Cefiderocol is primarily renally excreted unchanged and clearance correlates with
creatinine clearance. Dosage adjustment is thus required for both augmented renal clearance and in patients with moderate to severe renal impairment. In vitro and in vivo pharmacodynamic studies have reported that as with other
cephalosporins the pharmacodynamic index that best predicts clinical outcome is the percentage of time that free
drug concentrations exceed the minimum inhibitory concentration (%fT > MIC). In vivo efficacy of
cefiderocol has been studied in a variety of humanized
drug exposure murine and rat models of
infection utilizing a variety of MDR and extremely
drug resistant strains.
Cefiderocol has performed similarly to or has been superior to comparator agents, including
ceftazidime and
cefepime. A phase II prospective, multicenter, double-blind, randomized clinical trial assessed the safety and efficacy of
cefiderocol 2000 mg q8 h versus
imipenem/cilastatin 1000 mg q8 h, both administered intravenously for 7-14 days over 1 h, in the treatment of complicated
urinary tract infection (cUTI, including
pyelonephritis) or acute uncomplicated
pyelonephritis in hospitalized adults. A total of 452 patients were initially enrolled in the study, with 303 in the
cefiderocol arm and 149 in the
imipenem/cilastatin arm. The primary outcome measure was a composite of clinical cure and microbiological eradication at the test-of-cure (TOC) visit, that is, 7 days after the end of treatment in the microbiological intent-to-treat (MITT) population. Secondary outcome measures included microbiological response per pathogen and per patient at early assessment (EA), end of treatment (EOT), TOC, and follow-up (FUP); clinical response per pathogen and per patient at EA, EOT, TOC, and FUP; plasma, urine and concentrations of
cefiderocol; and the number of participants with adverse events. The composite of clinical and microbiological response rates was 72.6% (183/252) for
cefiderocol and 54.6% (65/119) for
imipenem/cilastatin in the MITT population. Clinical response rates per patient at the TOC visit were 89.7% (226/252) for
cefiderocol and 87.4% (104/119) for
imipenem/cilastatin in the MITT population. Microbiological eradication rates were 73.0% (184/252) for
cefiderocol and 56.3% (67/119) for
imipenem/cilastatin in the MITT population. Additionally, two phase III clinical trials are currently being conducted by Shionogi & Co., Ltd., Japan.

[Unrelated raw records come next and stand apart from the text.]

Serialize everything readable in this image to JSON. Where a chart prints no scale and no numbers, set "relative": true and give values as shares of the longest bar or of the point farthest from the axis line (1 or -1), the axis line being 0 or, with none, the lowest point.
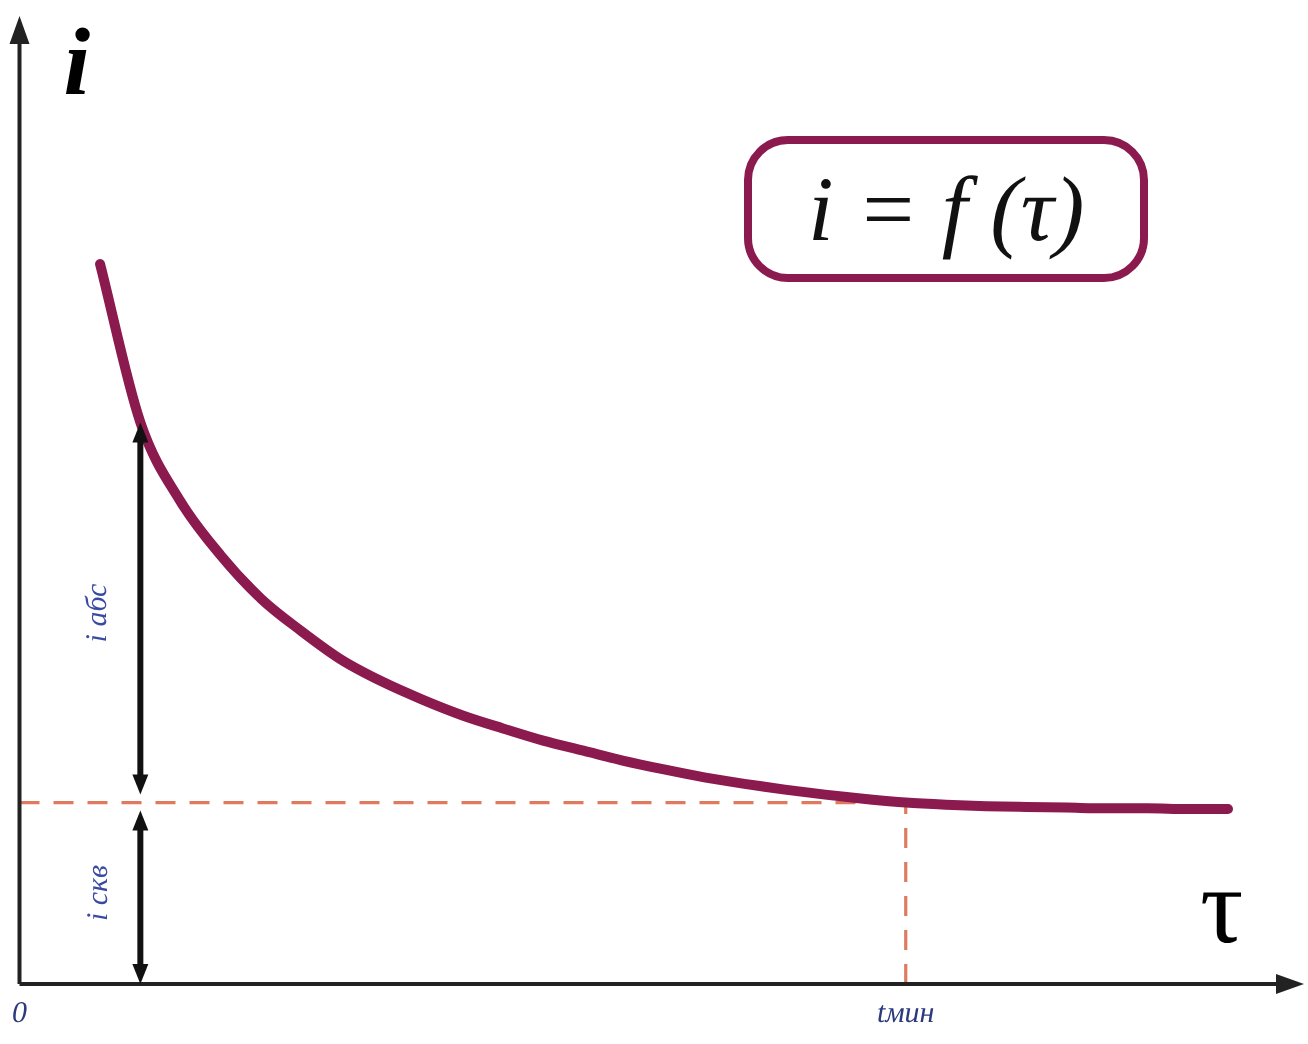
{
  "chart_data": {
    "type": "line",
    "relative": true,
    "xlabel": "τ",
    "ylabel": "i",
    "categories": [
      "0",
      null,
      null,
      null,
      null,
      null,
      null,
      null,
      null,
      null,
      null,
      null,
      null,
      null,
      null,
      null,
      null,
      null,
      null,
      null,
      null,
      null,
      "tмин",
      null,
      null,
      null,
      null,
      null,
      null,
      null,
      null
    ],
    "series": [
      {
        "color": "#8b1a4f",
        "values": [
          null,
          null,
          1.0,
          0.78,
          0.67,
          0.595,
          0.535,
          0.49,
          0.45,
          0.42,
          0.395,
          0.373,
          0.355,
          0.338,
          0.324,
          0.31,
          0.298,
          0.287,
          0.278,
          0.27,
          0.263,
          0.257,
          0.252,
          0.249,
          0.247,
          0.246,
          0.245,
          0.244,
          0.244,
          0.243,
          0.243
        ]
      }
    ],
    "ref_lines": [
      {
        "axis": "y",
        "value": 0.252,
        "color": "#e07a5f",
        "line_style": "dashed"
      },
      {
        "axis": "x",
        "value": "tмин",
        "color": "#e07a5f",
        "line_style": "dashed"
      }
    ],
    "annotations": [
      "i = f (τ)",
      "i абс",
      "i скв"
    ],
    "grid": false,
    "legend": false,
    "marker": "none",
    "line_style": "solid"
  }
}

The two trials are evaluating the efficacy of
cefiderocol in the treatment of serious
infections in adult patients caused by
carbapenem-resistant Gram-negative pathogens and evaluating the efficacy of
cefiderocol in the treatment of adults with hospital-acquired
bacterial pneumonia,
ventilator-associated pneumonia or
healthcare-associated pneumonia caused by Gram-negative pathogens.

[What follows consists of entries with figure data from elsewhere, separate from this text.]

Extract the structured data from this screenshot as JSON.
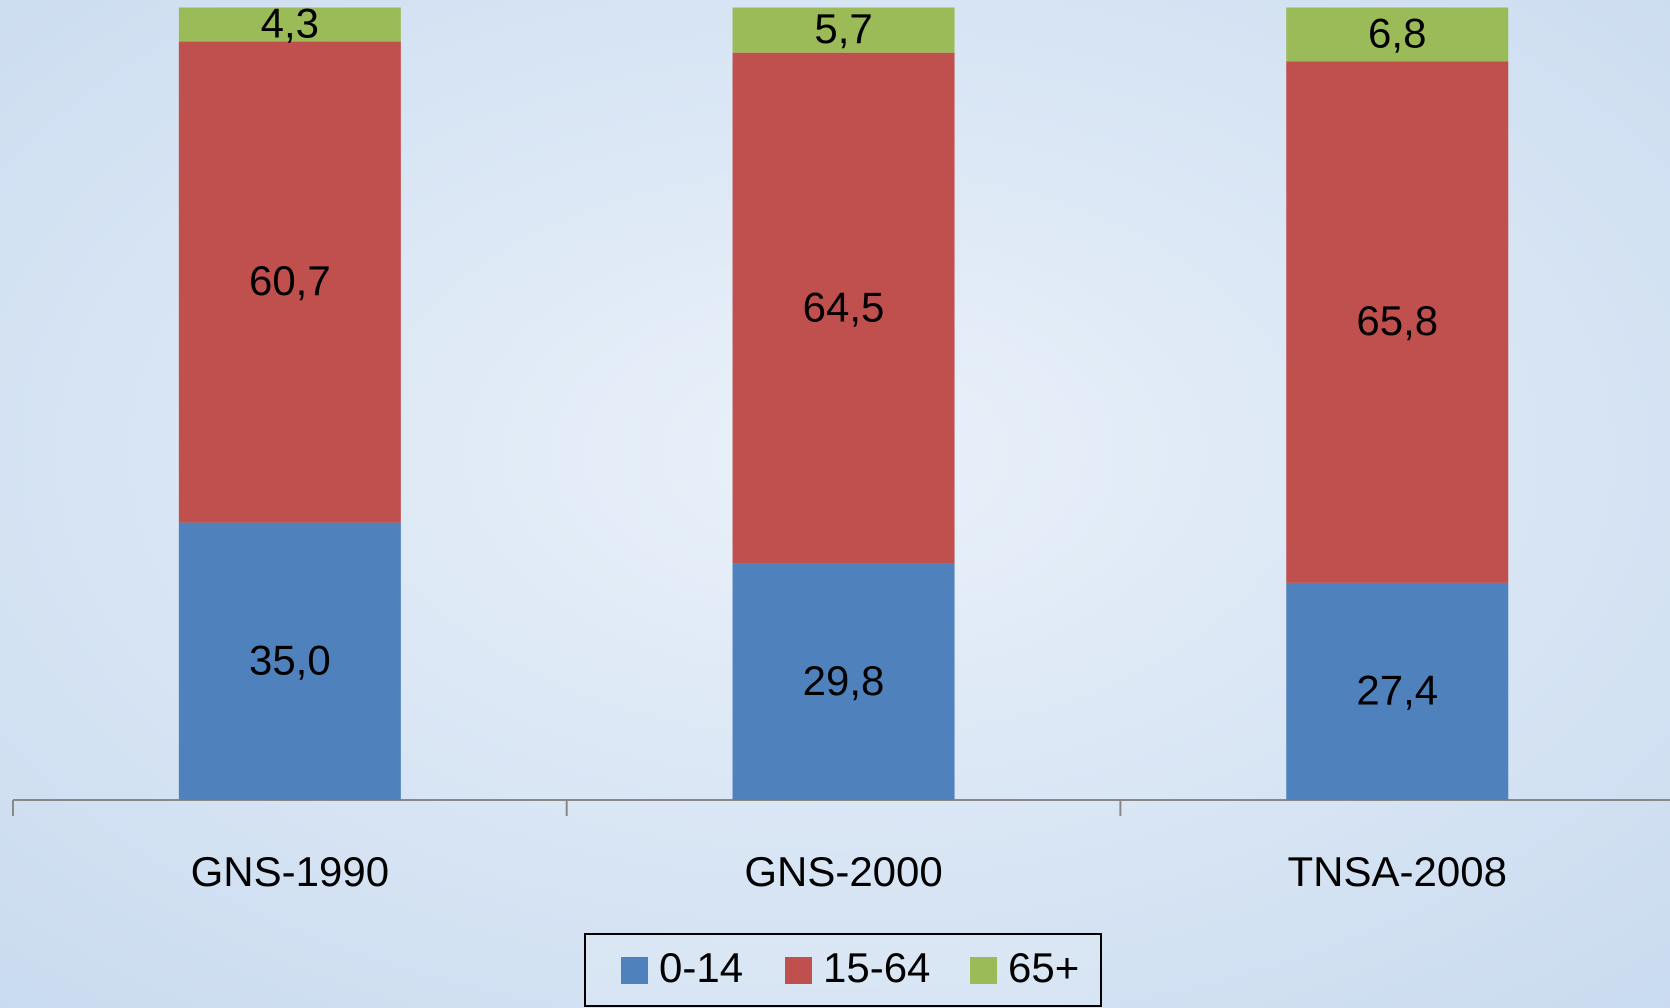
{
  "chart_data": {
    "type": "stacked-bar",
    "categories": [
      "GNS-1990",
      "GNS-2000",
      "TNSA-2008"
    ],
    "series": [
      {
        "name": "0-14",
        "color": "#4f81bd",
        "values": [
          35.0,
          29.8,
          27.4
        ],
        "value_labels": [
          "35,0",
          "29,8",
          "27,4"
        ]
      },
      {
        "name": "15-64",
        "color": "#c0504d",
        "values": [
          60.7,
          64.5,
          65.8
        ],
        "value_labels": [
          "60,7",
          "64,5",
          "65,8"
        ]
      },
      {
        "name": "65+",
        "color": "#9bbb59",
        "values": [
          4.3,
          5.7,
          6.8
        ],
        "value_labels": [
          "4,3",
          "5,7",
          "6,8"
        ]
      }
    ]
  }
}
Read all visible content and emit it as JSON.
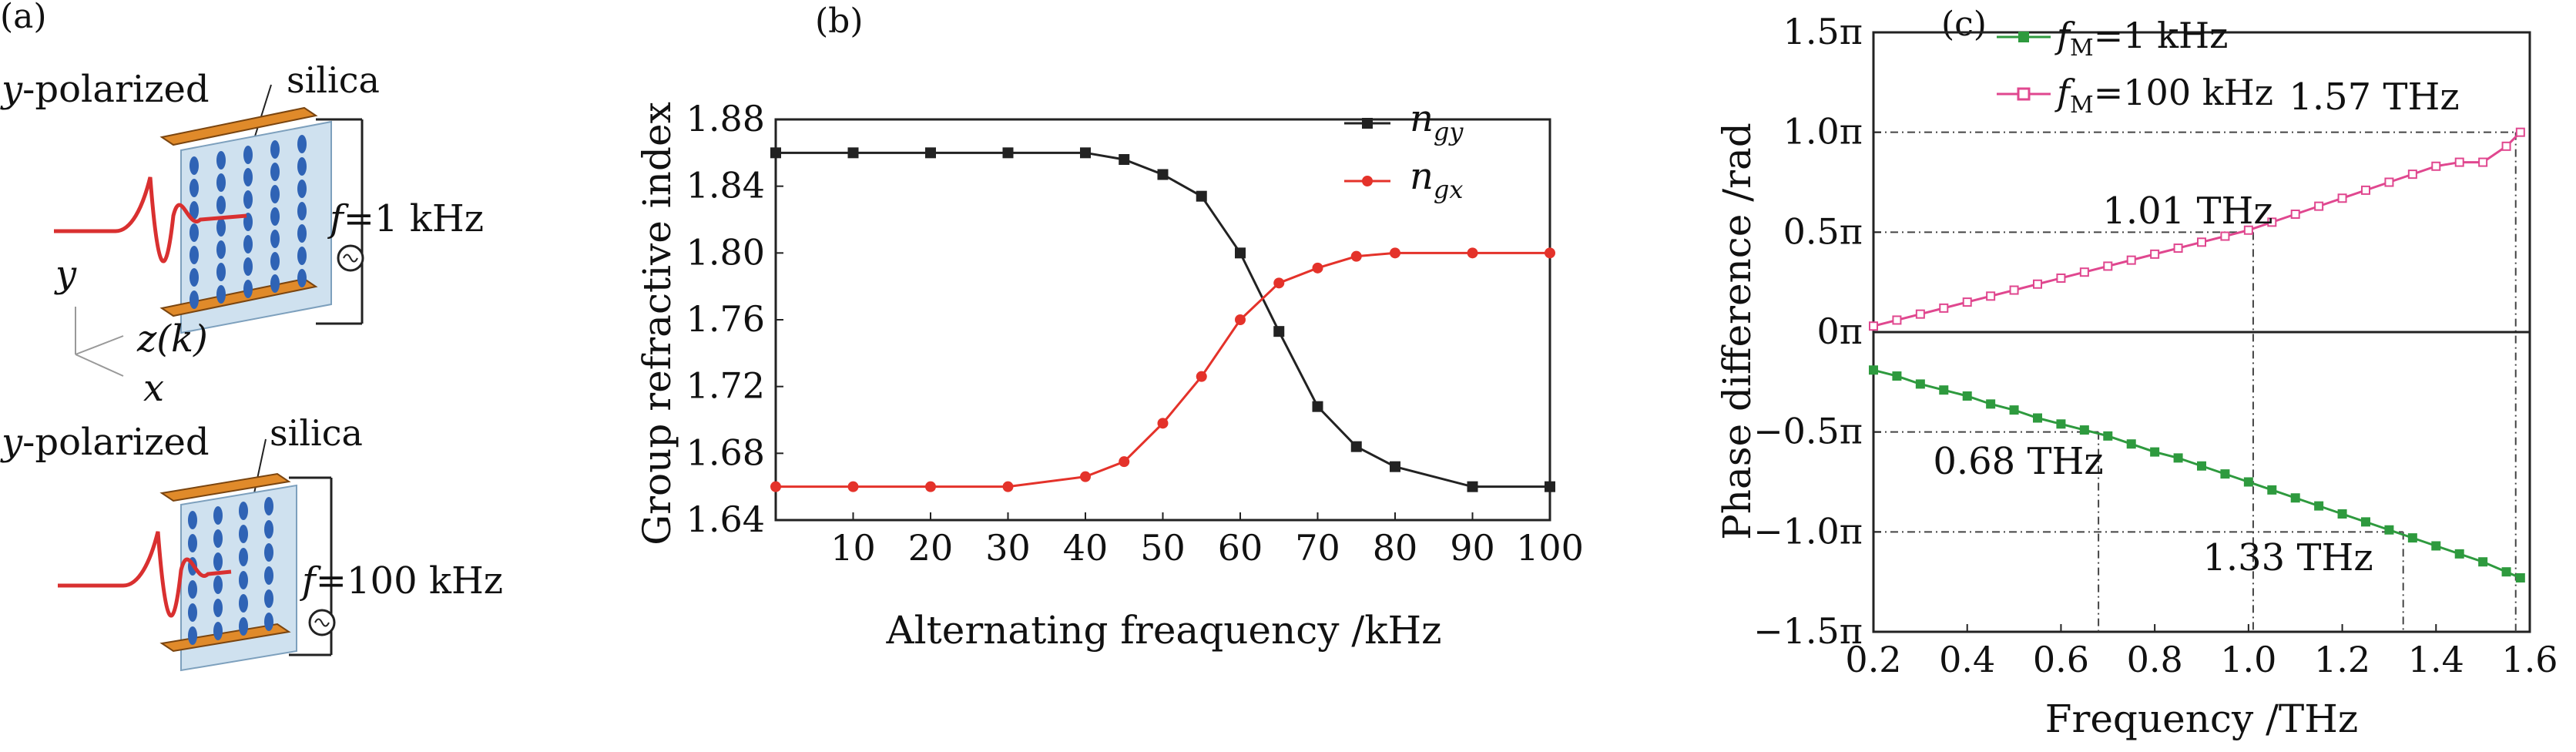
{
  "panel_a": {
    "label": "(a)",
    "top": {
      "polarization": "y-polarized",
      "material": "silica",
      "frequency": "f=1 kHz"
    },
    "bottom": {
      "polarization": "y-polarized",
      "material": "silica",
      "frequency": "f=100 kHz"
    },
    "axes": {
      "y": "y",
      "z": "z(k)",
      "x": "x"
    },
    "colors": {
      "electrode": "#e08a2a",
      "crystal_dot": "#2f63b5",
      "pulse": "#d93030",
      "plate": "#cfe1ef"
    }
  },
  "chart_data": [
    {
      "id": "b",
      "panel_label": "(b)",
      "type": "line",
      "xlabel": "Alternating freaquency /kHz",
      "ylabel": "Group refractive index",
      "xlim": [
        0,
        100
      ],
      "ylim": [
        1.64,
        1.88
      ],
      "xticks": [
        "10",
        "20",
        "30",
        "40",
        "50",
        "60",
        "70",
        "80",
        "90",
        "100"
      ],
      "yticks": [
        "1.64",
        "1.68",
        "1.72",
        "1.76",
        "1.80",
        "1.84",
        "1.88"
      ],
      "legend_position": "top-right",
      "series": [
        {
          "name": "ngy",
          "name_main": "n",
          "name_sub": "gy",
          "color": "#222222",
          "x": [
            0,
            10,
            20,
            30,
            40,
            45,
            50,
            55,
            60,
            65,
            70,
            75,
            80,
            90,
            100
          ],
          "y": [
            1.86,
            1.86,
            1.86,
            1.86,
            1.86,
            1.856,
            1.847,
            1.834,
            1.8,
            1.753,
            1.708,
            1.684,
            1.672,
            1.66,
            1.66
          ]
        },
        {
          "name": "ngx",
          "name_main": "n",
          "name_sub": "gx",
          "color": "#e4322a",
          "x": [
            0,
            10,
            20,
            30,
            40,
            45,
            50,
            55,
            60,
            65,
            70,
            75,
            80,
            90,
            100
          ],
          "y": [
            1.66,
            1.66,
            1.66,
            1.66,
            1.666,
            1.675,
            1.698,
            1.726,
            1.76,
            1.782,
            1.791,
            1.798,
            1.8,
            1.8,
            1.8
          ]
        }
      ]
    },
    {
      "id": "c",
      "panel_label": "(c)",
      "type": "line",
      "xlabel": "Frequency /THz",
      "ylabel": "Phase difference /rad",
      "xlim": [
        0.2,
        1.6
      ],
      "ylim": [
        -1.5,
        1.5
      ],
      "xticks": [
        "0.2",
        "0.4",
        "0.6",
        "0.8",
        "1.0",
        "1.2",
        "1.4",
        "1.6"
      ],
      "yticks": [
        "−1.5π",
        "−1.0π",
        "−0.5π",
        "0π",
        "0.5π",
        "1.0π",
        "1.5π"
      ],
      "legend_position": "top-left",
      "series": [
        {
          "name": "fM=1 kHz",
          "name_main": "f",
          "name_sub": "M",
          "name_rest": "=1 kHz",
          "color": "#2e9a3e",
          "marker": "filled-square",
          "x": [
            0.2,
            0.25,
            0.3,
            0.35,
            0.4,
            0.45,
            0.5,
            0.55,
            0.6,
            0.65,
            0.7,
            0.75,
            0.8,
            0.85,
            0.9,
            0.95,
            1.0,
            1.05,
            1.1,
            1.15,
            1.2,
            1.25,
            1.3,
            1.35,
            1.4,
            1.45,
            1.5,
            1.55,
            1.58
          ],
          "y": [
            -0.19,
            -0.22,
            -0.26,
            -0.29,
            -0.32,
            -0.36,
            -0.39,
            -0.43,
            -0.46,
            -0.49,
            -0.52,
            -0.56,
            -0.6,
            -0.63,
            -0.67,
            -0.71,
            -0.75,
            -0.79,
            -0.83,
            -0.87,
            -0.91,
            -0.95,
            -0.99,
            -1.03,
            -1.07,
            -1.11,
            -1.15,
            -1.2,
            -1.23
          ]
        },
        {
          "name": "fM=100 kHz",
          "name_main": "f",
          "name_sub": "M",
          "name_rest": "=100 kHz",
          "color": "#e0478f",
          "marker": "open-square",
          "x": [
            0.2,
            0.25,
            0.3,
            0.35,
            0.4,
            0.45,
            0.5,
            0.55,
            0.6,
            0.65,
            0.7,
            0.75,
            0.8,
            0.85,
            0.9,
            0.95,
            1.0,
            1.05,
            1.1,
            1.15,
            1.2,
            1.25,
            1.3,
            1.35,
            1.4,
            1.45,
            1.5,
            1.55,
            1.58
          ],
          "y": [
            0.03,
            0.06,
            0.09,
            0.12,
            0.15,
            0.18,
            0.21,
            0.24,
            0.27,
            0.3,
            0.33,
            0.36,
            0.39,
            0.42,
            0.45,
            0.48,
            0.51,
            0.55,
            0.59,
            0.63,
            0.67,
            0.71,
            0.75,
            0.79,
            0.83,
            0.85,
            0.85,
            0.93,
            1.0
          ]
        }
      ],
      "zero_line": 0,
      "reference_lines": {
        "horizontal": [
          1.0,
          0.5,
          -0.5,
          -1.0
        ],
        "vertical": [
          0.68,
          1.01,
          1.33,
          1.57
        ]
      },
      "annotations": [
        "1.57 THz",
        "1.01 THz",
        "0.68 THz",
        "1.33 THz"
      ]
    }
  ]
}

Cefiderocol appears to be well tolerated (minor reported adverse effects were gastrointestinal and
phlebitis related), with a side effect profile that is comparable to other
cephalosporin antimicrobials.
Cefiderocol appears to be well positioned to help address the increasing number of
infections caused by
carbapenem-resistant and MDR Gram-negative bacilli, including ESBL- and
carbapenemase-producing strains (including metallo-β-lactamase producers). A distinguishing feature of
cefiderocol is its activity against resistant P. aeruginosa, A. baumannii, S. maltophilia and Burkholderia cepacia.